BOBST provides a wide range of solutions for the labels and packaging industry. UV flexo-, offset-, gravure-, screen- & digital multi-process printing units, with digital automation, tension and temperature control and added value converting offer exclusive solutions and best value for quality and innovation.
All lines include servo driven rewind shaft, touch screen panel on each print unit, main touch screen with PC operated HMI, remote internet full service & organizer for lean handling and storage of magnetic cylinders.
BOBST narrow web printing & converting machines (formerly GIDUE) are designed for the longest durability and reliability. They are equipped with best internationally available components, assisted by the BOBST international local service support. BOBST printing & converting machines for narrow web are in perfect production conditions after many years, with low maintenance costs, consistent quality, and great satisfaction of converters. These presses and converters are winning each year Print Quality Awards worldwide. BOBST quality is built to last.
Paper is a fibre-based material produced from wood, rags or organic material. The types of paper used in the packaging and graphic arts industries typically use wood and/or recycled paper and board, which is then chemically or mechanically processed to produce cellulose pulp. This pulp is bleached and processed in a paper making machine to produce reels of paper which may optionally be coated or finished to provide a better surface and/or improved visual appearance.
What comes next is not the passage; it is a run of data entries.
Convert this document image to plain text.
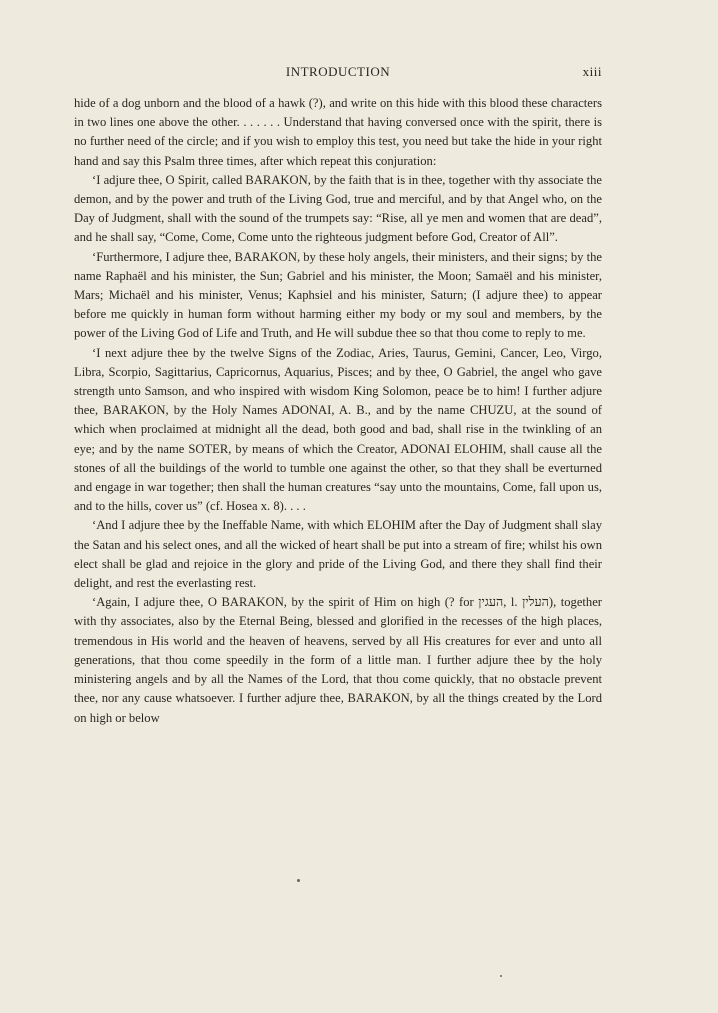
INTRODUCTION	xiii

hide of a dog unborn and the blood of a hawk (?), and write on this hide with this blood these characters in two lines one above the other. . . . . . . Understand that having conversed once with the spirit, there is no further need of the circle; and if you wish to employ this test, you need but take the hide in your right hand and say this Psalm three times, after which repeat this conjuration:

‘I adjure thee, O Spirit, called BARAKON, by the faith that is in thee, together with thy associate the demon, and by the power and truth of the Living God, true and merciful, and by that Angel who, on the Day of Judgment, shall with the sound of the trumpets say: “Rise, all ye men and women that are dead”, and he shall say, “Come, Come, Come unto the righteous judgment before God, Creator of All”.

‘Furthermore, I adjure thee, BARAKON, by these holy angels, their ministers, and their signs; by the name Raphaël and his minister, the Sun; Gabriel and his minister, the Moon; Samaël and his minister, Mars; Michaël and his minister, Venus; Kaphsiel and his minister, Saturn; (I adjure thee) to appear before me quickly in human form without harming either my body or my soul and members, by the power of the Living God of Life and Truth, and He will subdue thee so that thou come to reply to me.

‘I next adjure thee by the twelve Signs of the Zodiac, Aries, Taurus, Gemini, Cancer, Leo, Virgo, Libra, Scorpio, Sagittarius, Capricornus, Aquarius, Pisces; and by thee, O Gabriel, the angel who gave strength unto Samson, and who inspired with wisdom King Solomon, peace be to him! I further adjure thee, BARAKON, by the Holy Names ADONAI, A. B., and by the name CHUZU, at the sound of which when proclaimed at midnight all the dead, both good and bad, shall rise in the twinkling of an eye; and by the name SOTER, by means of which the Creator, ADONAI ELOHIM, shall cause all the stones of all the buildings of the world to tumble one against the other, so that they shall be everturned and engage in war together; then shall the human creatures “say unto the mountains, Come, fall upon us, and to the hills, cover us” (cf. Hosea x. 8). . . .

‘And I adjure thee by the Ineffable Name, with which ELOHIM after the Day of Judgment shall slay the Satan and his select ones, and all the wicked of heart shall be put into a stream of fire; whilst his own elect shall be glad and rejoice in the glory and pride of the Living God, and there they shall find their delight, and rest the everlasting rest.

‘Again, I adjure thee, O BARAKON, by the spirit of Him on high (? for העגין, l. העלין), together with thy associates, also by the Eternal Being, blessed and glorified in the recesses of the high places, tremendous in His world and the heaven of heavens, served by all His creatures for ever and unto all generations, that thou come speedily in the form of a little man. I further adjure thee by the holy ministering angels and by all the Names of the Lord, that thou come quickly, that no obstacle prevent thee, nor any cause whatsoever. I further adjure thee, BARAKON, by all the things created by the Lord on high or below
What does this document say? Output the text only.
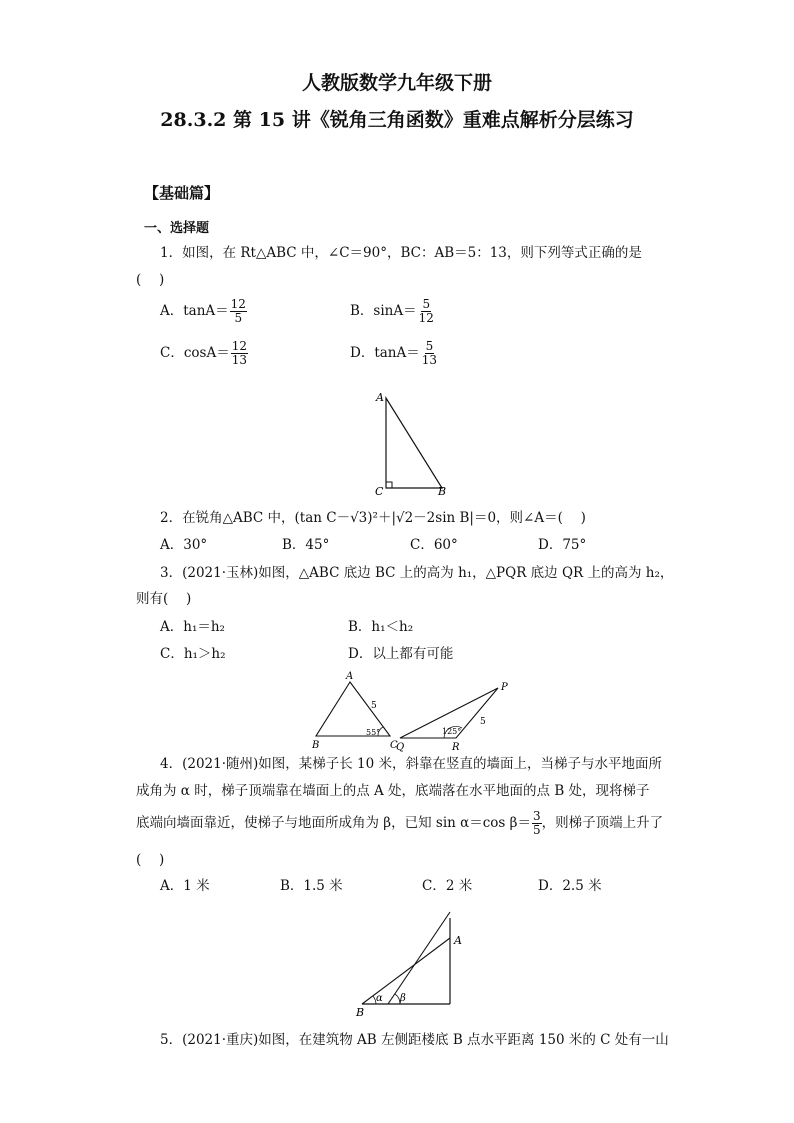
人教版数学九年级下册
28.3.2 第 15 讲《锐角三角函数》重难点解析分层练习
【基础篇】
一、选择题
1．如图，在 Rt△ABC 中，∠C＝90°，BC：AB＝5：13，则下列等式正确的是
(　 )
A．$\tan A= \frac{12}{5}$	B．$\sin A= \frac{5}{12}$
C．$\cos A= \frac{12}{13}$	D．$\tan A= \frac{5}{13}$
A
C	B
2．在锐角△ABC 中，(tan C－√3)²＋|√2－2sin B|＝0，则∠A＝(　 )
A．30°	B．45°	C．60°	D．75°
3．(2021·玉林)如图，△ABC 底边 BC 上的高为 h₁，△PQR 底边 QR 上的高为 h₂，
则有(　 )
A．h₁＝h₂	B．h₁＜h₂
C．h₁＞h₂	D．以上都有可能
A
B	C
5
55°
P
Q	R
5
125°
4．(2021·随州)如图，某梯子长 10 米，斜靠在竖直的墙面上，当梯子与水平地面所
成角为 α 时，梯子顶端靠在墙面上的点 A 处，底端落在水平地面的点 B 处，现将梯子
底端向墙面靠近，使梯子与地面所成角为 β，已知 sin α＝cos $\beta= \frac{3}{5}$ ，则梯子顶端上升了
(　 )
A．1 米	B．1.5 米	C．2 米	D．2.5 米
A
B
α β
5．(2021·重庆)如图，在建筑物 AB 左侧距楼底 B 点水平距离 150 米的 C 处有一山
Paper may be between 0.07 mm and 0.18mm thick, with paper for printing and packaging applications generally being in a range between 60 and 120 gsm. The crossover point between paper and board is normally considered to be around 160 grams per square meter (gsm), as it is only at this level that a fibrous material is likely to be stiff and rigid enough to make a container.
Paper has a wide range of industrial applications including use for the packaging of products as diverse as confectionery and cigarettes, as a component in packaging laminates, and for many commercial print uses.
Carton board (also called cardboard, paperboard or solid board) is the name for a range of paper based materials that includes folding box board (FBB, GC or UC), solid bleached board (SBB, SBS, or GZ), solid unbleached board (SUB or SUS), white lined chipboards (WLC, GD, GT, or UD), some unlined chipboards, and certain laminated boards.
To manufacture carton board, fibrous material, either from trees, recycled paper, or a mixture of the two, is turned into pulp. It is then bleached and processed in a board making machine to create a board consisting of one or more layers, which may optionally be coated to provide a better surface and/or improved visual appearance.
The crossover point between paper and board is normally considered to be around 160 grams per square meter (gsm), as it is only at this level that a fibrous material is likely to be stiff and rigid enough to make a container.
Cartonboard is primarily used in the packaging industry to produce all types of folding cartons, but may also be used for graphics applications. For folding cartons the board used will normally be in the range 200 to 600gsm, or 350 to 800 microns.
A film is usually characterized as a thin synthetic resin layer. There are many types of films and their use depends on their physical and chemical properties, which make them especially suitable for a given application.
The most commonly used plastic films are low density polyethylene (LDPE), Polypropylene (PP), bioriented polypropylene (BOPP), and polyester (PET).
Printed film is used for packaging, display materials, stickers, seals, and a wide range of other graphic applications.
Films are generally characterized by their basis weight, expressed in g/m²; and thickness, expressed in microns. For some films it is also useful to know their density, expressed in g/cm3.
The increasing awareness of environmental issues is intensifying research into film substrates derived from renewable sources that are compostable.
Aluminum is produced from bauxite, an ore abundant in nature. From the rolling mill, aluminum foils emerge with a natural shiny finish, almost as bright as a mirror, but also can be produced with an as-rolled, satin-like finish called matte.
Aluminum foil has all of the unique functional characteristics of the aluminum alloy from which it is made.
Because of its exceptional barrier properties, aluminum foil is used across a wide range of flexible and other packaging applications to protect foods, drugs, cosmetics, and a lengthy list of other items, most often in combination with other packaging materials.